Code Centric Eval First Development: Accelerating AI Features for Devs

13 May 2025with Dru Knox

Also available on

Dru Knox

Head of AI, Product, Tessl

Webinar

Table of Contents

Understanding Evaluation Phases in AI Development

The Initial "Vibe-Based" Phase

The "Quality-Obsessed" Extremes

Striking a Balance: Numbers and Pragmatism

Product-Led Evaluations

Designing with Evaluation in Mind

In this talk

In the world of AI-native development, evals aren’t just quality gates, they’re powerful design tools. Especially for codegen products, targeted evals can drive clarity, speed, and alignment across teams. This session dives into how code-centric evals can be used to prototype developer-facing AI features, bring cross-functional (XFN) stakeholders into the loop early, and set measurable goals for launch quality. Learn how to evolve your product rapidly with user feedback loops grounded in meaningful code evaluations—treating evals like the “Figma mock” for AI coding tools.

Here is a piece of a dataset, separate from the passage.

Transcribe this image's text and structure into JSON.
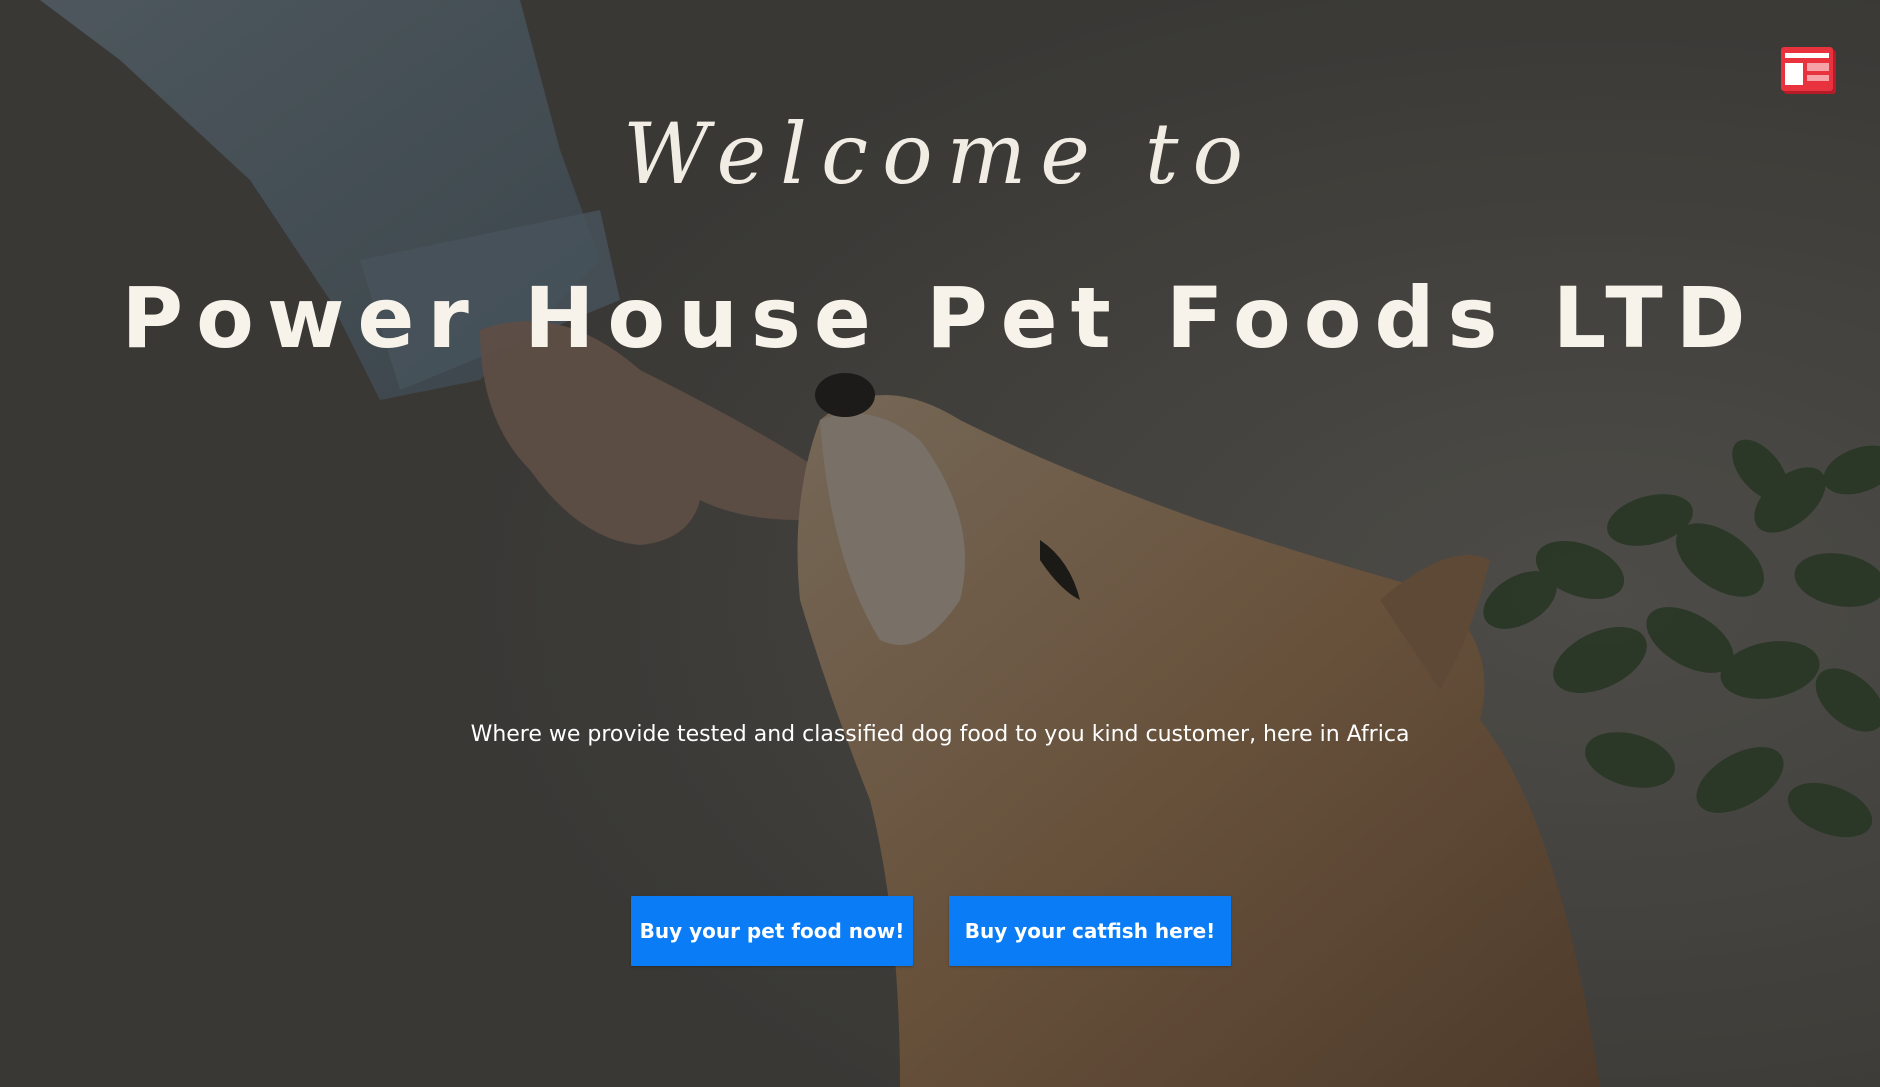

Understanding Evaluation Phases in AI Development

Dru Knox begins by challenging the conventional wisdom that evaluations inherently slow down development. Instead, he positions evals as pivotal for enabling rapid, collaborative iteration. Knox elaborates on Tesla’s journey through different evaluation "stages" that reflect common experiences among teams, especially when dealing with code-centric AI features.

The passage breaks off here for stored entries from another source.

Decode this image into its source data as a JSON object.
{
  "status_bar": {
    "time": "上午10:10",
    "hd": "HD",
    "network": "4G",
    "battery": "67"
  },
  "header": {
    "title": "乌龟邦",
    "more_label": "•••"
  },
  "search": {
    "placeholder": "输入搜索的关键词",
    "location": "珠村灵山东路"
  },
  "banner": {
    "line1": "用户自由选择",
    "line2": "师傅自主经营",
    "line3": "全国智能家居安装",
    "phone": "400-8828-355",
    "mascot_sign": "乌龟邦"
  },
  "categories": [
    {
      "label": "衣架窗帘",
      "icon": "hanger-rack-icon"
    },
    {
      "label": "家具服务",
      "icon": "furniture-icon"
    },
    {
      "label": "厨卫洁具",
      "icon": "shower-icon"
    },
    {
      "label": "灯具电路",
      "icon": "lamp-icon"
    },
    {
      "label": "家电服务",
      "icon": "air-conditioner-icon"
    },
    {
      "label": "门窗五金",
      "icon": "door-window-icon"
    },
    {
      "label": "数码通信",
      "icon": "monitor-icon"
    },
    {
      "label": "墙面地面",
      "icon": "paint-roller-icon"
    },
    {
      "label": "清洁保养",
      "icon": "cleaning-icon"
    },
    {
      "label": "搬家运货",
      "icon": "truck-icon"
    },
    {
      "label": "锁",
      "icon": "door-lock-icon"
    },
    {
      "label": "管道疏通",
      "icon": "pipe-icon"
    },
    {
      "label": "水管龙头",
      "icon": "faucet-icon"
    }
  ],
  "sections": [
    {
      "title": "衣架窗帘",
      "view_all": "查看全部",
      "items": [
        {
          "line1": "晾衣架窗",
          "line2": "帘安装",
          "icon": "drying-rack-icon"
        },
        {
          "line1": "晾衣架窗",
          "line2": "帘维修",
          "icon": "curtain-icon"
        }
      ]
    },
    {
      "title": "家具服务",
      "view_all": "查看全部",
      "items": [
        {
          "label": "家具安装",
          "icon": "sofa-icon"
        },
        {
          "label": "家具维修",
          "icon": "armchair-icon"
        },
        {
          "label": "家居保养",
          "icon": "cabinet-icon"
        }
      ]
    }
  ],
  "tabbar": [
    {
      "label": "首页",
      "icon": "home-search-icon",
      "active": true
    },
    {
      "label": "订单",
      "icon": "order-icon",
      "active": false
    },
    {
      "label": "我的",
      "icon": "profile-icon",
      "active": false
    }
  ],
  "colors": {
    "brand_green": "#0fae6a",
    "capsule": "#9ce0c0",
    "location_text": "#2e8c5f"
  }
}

The Initial "Vibe-Based" Phase

In the early stages of AI development, teams often rely on a "vibe-based" approach, where outputs are manually inspected for correctness. Knox warns that while this stage is expedient for early prototyping, it lacks consistency and scalability. He states, “When you look at a specific example... it’s hard to know where to target your fix if you don’t have a broader, more representative set.” This phase is fraught with challenges as the number of team members and code implementations grows.

The "Quality-Obsessed" Extremes

Following the initial phase, teams may swing to the opposite extreme, becoming "quality-obsessed." Here, massive annotated datasets and rigorous metrics are used in an attempt to quantify "correctness." Knox cautions that this can lead to paralysis: “You just never ship anything, because you can never finish the eval that you’re trying to build.” In code contexts, the subjective nature of code style and comments often complicates achieving a singular, definitive metric.

Striking a Balance: Numbers and Pragmatism

The solution, according to Knox, lies in a middle ground. He emphasizes the importance of embracing imperfect, yet representative input sets and "directionally correct" metrics. Knox advises designing focused checks to highlight areas for improvement rather than attempting to control every possible output. He succinctly puts it, “You just need signal.” This approach facilitates faster iterations and better integration of synthetic data, with a focus on statistical outliers.

Product-Led Evaluations

Tesla's current methodology, which Knox terms “product-led evals,” involves teams collaboratively defining precise input distributions and creating an operation taxonomy. This sharpens focus on what matters most, aligning evals with product priorities, and distinguishing “P0” must-succeed cases from lower priorities. Knox stresses, “Everyone on the team should generate some outputs by hand,” underscoring the value of deep product understanding.

Designing with Evaluation in Mind

Knox advocates for designing products around existing model limitations. This includes transparently surfacing errors, displaying alternative outputs, and pausing workflows to manage known weak spots. Such strategies enable earlier launches and garner essential user feedback, even if the user experience is not entirely polished. He concludes by recommending a balanced approach: leverage synthetic data, adopt simple metrics, and engage in human-in-the-loop processes to ensure reliability.